November in the Soul By Amee Nassrene Broumand

November in the Soul

Bottle-shaped hole—the craving
for the craving lingers, though the craving
is gone.

I bind myself with pins & masking tape
& thimblefuls of tapeworms. Mother knits
beside the bridal pool—
her fingers undulate, green & wan.

She looks like fate to me.

I run, breaking my crown on the fireplace.
Masked doctors shriek & trill, stitching the gash over my eye
with catgut, with lies of baleen & yarn.

Finned monsters writhe below the floor.

My hiemal estate—
a puddle & a dead leaf.

Cats yowl into wells, brewing new oceans underground.
The Mayflower Corps dogs the port—
I’m a tear & the sea is my home, I splutter,
but they bark in my ear, YOU’RE A CAT.
SAY IT!

Glassed eyes bob between the rocks. Walls
shimmer, papered with sunfish, with pancaked
stardust. Murmuring mantic, we confront the sun—
some float wavewards through the sewer bars,
some tumble, pine-pierced, on the katabatic.

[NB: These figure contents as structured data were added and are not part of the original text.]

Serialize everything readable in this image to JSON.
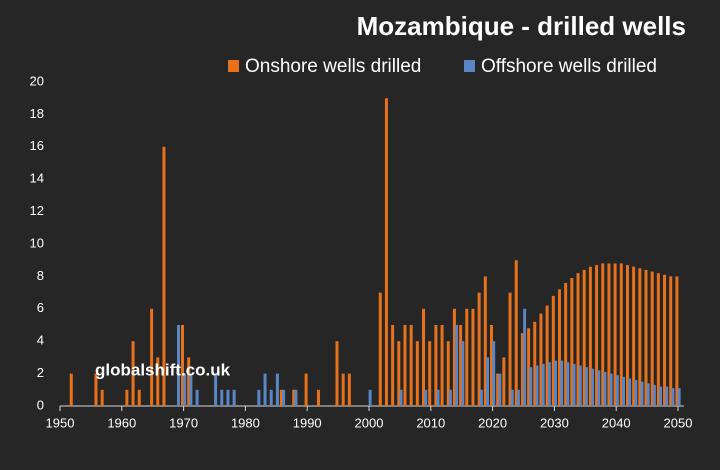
{
  "chart_data": {
    "type": "bar",
    "title": "Mozambique - drilled wells",
    "annotation": "globalshift.co.uk",
    "x": [
      1952,
      1956,
      1957,
      1961,
      1962,
      1963,
      1965,
      1966,
      1967,
      1969,
      1970,
      1971,
      1972,
      1975,
      1976,
      1977,
      1978,
      1982,
      1983,
      1984,
      1985,
      1986,
      1988,
      1990,
      1992,
      1995,
      1996,
      1997,
      2000,
      2002,
      2003,
      2004,
      2005,
      2006,
      2007,
      2008,
      2009,
      2010,
      2011,
      2012,
      2013,
      2014,
      2015,
      2016,
      2017,
      2018,
      2019,
      2020,
      2021,
      2022,
      2023,
      2024,
      2025,
      2026,
      2027,
      2028,
      2029,
      2030,
      2031,
      2032,
      2033,
      2034,
      2035,
      2036,
      2037,
      2038,
      2039,
      2040,
      2041,
      2042,
      2043,
      2044,
      2045,
      2046,
      2047,
      2048,
      2049,
      2050
    ],
    "series": [
      {
        "name": "Onshore wells drilled",
        "color": "#e8711c",
        "values": [
          2,
          2,
          1,
          1,
          4,
          1,
          6,
          3,
          16,
          null,
          5,
          3,
          null,
          null,
          null,
          null,
          null,
          null,
          null,
          null,
          null,
          1,
          1,
          2,
          1,
          4,
          2,
          2,
          null,
          7,
          19,
          5,
          4,
          5,
          5,
          4,
          6,
          4,
          5,
          5,
          4,
          6,
          5,
          6,
          6,
          7,
          8,
          5,
          2,
          3,
          7,
          9,
          4.5,
          4.8,
          5.2,
          5.7,
          6.2,
          6.8,
          7.2,
          7.6,
          7.9,
          8.2,
          8.4,
          8.6,
          8.7,
          8.8,
          8.8,
          8.8,
          8.8,
          8.7,
          8.6,
          8.5,
          8.4,
          8.3,
          8.2,
          8.1,
          8.0,
          8.0
        ]
      },
      {
        "name": "Offshore wells drilled",
        "color": "#5b86c4",
        "values": [
          null,
          null,
          null,
          null,
          null,
          null,
          null,
          null,
          null,
          5,
          2,
          2,
          1,
          2,
          1,
          1,
          1,
          1,
          2,
          1,
          2,
          1,
          1,
          null,
          null,
          null,
          null,
          null,
          1,
          null,
          null,
          null,
          1,
          null,
          null,
          null,
          1,
          null,
          1,
          null,
          1,
          5,
          4,
          null,
          null,
          1,
          3,
          4,
          2,
          null,
          1,
          1,
          6,
          2.4,
          2.5,
          2.6,
          2.7,
          2.8,
          2.8,
          2.7,
          2.6,
          2.5,
          2.4,
          2.3,
          2.2,
          2.1,
          2.0,
          1.9,
          1.8,
          1.7,
          1.6,
          1.5,
          1.4,
          1.3,
          1.2,
          1.2,
          1.1,
          1.1
        ]
      }
    ],
    "xlim": [
      1950,
      2050
    ],
    "xticks": [
      1950,
      1960,
      1970,
      1980,
      1990,
      2000,
      2010,
      2020,
      2030,
      2040,
      2050
    ],
    "ylim": [
      0,
      20
    ],
    "yticks": [
      0,
      2,
      4,
      6,
      8,
      10,
      12,
      14,
      16,
      18,
      20
    ],
    "grid": false
  }
}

Above us, the Grey Lady & the indifferent
Drone.

By Amee Nassrene Broumand

Biography:

Amee Nassrene Broumand is an Iranian-American poet. She has a B.A. in Philosophy & English from Boise State University, where she tutored logic for six semesters, graduated summa cum laude, & was named a Top Ten Scholar. Nominated for a Pushcart by Sundog Lit, she also has poems in Word Riot, A-Minor Magazine, Right Hand Pointing, Windfall, & elsewhere. She currently lives in Portland, Oregon & blogs for Burning House Press (UK).